The nested expect closed over an iteration counter is a tad strange, but I wasn't quite sure how else to test that subsequent iterations of the main loop handled the state changes right without it. I sorta like the resulting tests though.

👍 ?

[bobtfish]

👍 from me.

[igor47]

the tests look much better now. thanks for doing the refactor! i left a few minor comments. my sense is the code is ready, although the tests could still be improved a bit (i'm particularly concerned about what seems to be a lack of verifying doubles, even though they seem to be turned on here: https://github.com/airbnb/nerve/blob/master/spec/spec_helper.rb#L18-L22).

[jolynch]

@igor47 I feel I have integrated your suggestions and commented on the ones I didn't think needed to change. I believe this is pretty ready for merge. The ServiceWatcher refactor has made it clean and by switching to instance_doubles I checked that I did indeed get verified doubles. Also I've been doing fairly significant manual local testing. I kind of want to get this merged and deployed on real hardware.

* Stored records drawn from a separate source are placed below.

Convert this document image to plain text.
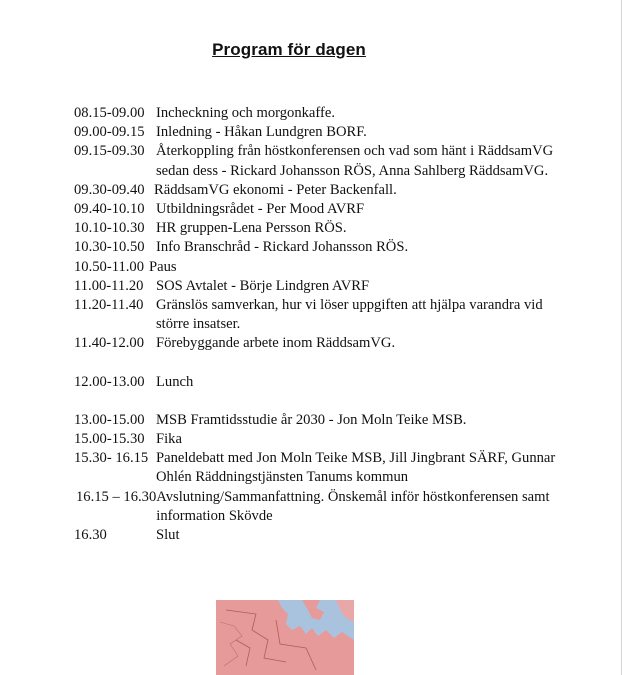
Program för dagen
08.15-09.00 Incheckning och morgonkaffe.
09.00-09.15 Inledning - Håkan Lundgren BORF.
09.15-09.30 Återkoppling från höstkonferensen och vad som hänt i RäddsamVG sedan dess - Rickard Johansson RÖS, Anna Sahlberg RäddsamVG.
09.30-09.40 RäddsamVG ekonomi - Peter Backenfall.
09.40-10.10 Utbildningsrådet - Per Mood AVRF
10.10-10.30 HR gruppen-Lena Persson RÖS.
10.30-10.50 Info Branschråd - Rickard Johansson RÖS.
10.50-11.00 Paus
11.00-11.20 SOS Avtalet - Börje Lindgren AVRF
11.20-11.40 Gränslös samverkan, hur vi löser uppgiften att hjälpa varandra vid större insatser.
11.40-12.00 Förebyggande arbete inom RäddsamVG.
12.00-13.00 Lunch
13.00-15.00 MSB Framtidsstudie år 2030 - Jon Moln Teike MSB.
15.00-15.30 Fika
15.30- 16.15 Paneldebatt med Jon Moln Teike MSB, Jill Jingbrant SÄRF, Gunnar Ohlén Räddningstjänsten Tanums kommun
16.15 – 16.30 Avslutning/Sammanfattning. Önskemål inför höstkonferensen samt information Skövde
16.30	Slut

Once it's deployed and I know it works on production I can loop back and cut a new release (if I find bugs I'll write regression tests on them and fix before cutting the release).

[igor47]

this PR is epic. nice work!

[jolynch]

@igor47 is that a 👍 ?

[jolynch]

Sweet, thanks @igor47 for all the review! I'm going to roll this out at Yelp and see what happens. If good things happen, I'll circle back and cut a release. I don't think that anything is non backwards compatible either on the watcher or config side.

[jolynch]

@ubiquitousthey this should be available in 0.8.0, let me know if you run into any issues.

Also this should close out #62 ... only a year late

[ubiquitousthey]

Thanks @jolynch. I will give it a try.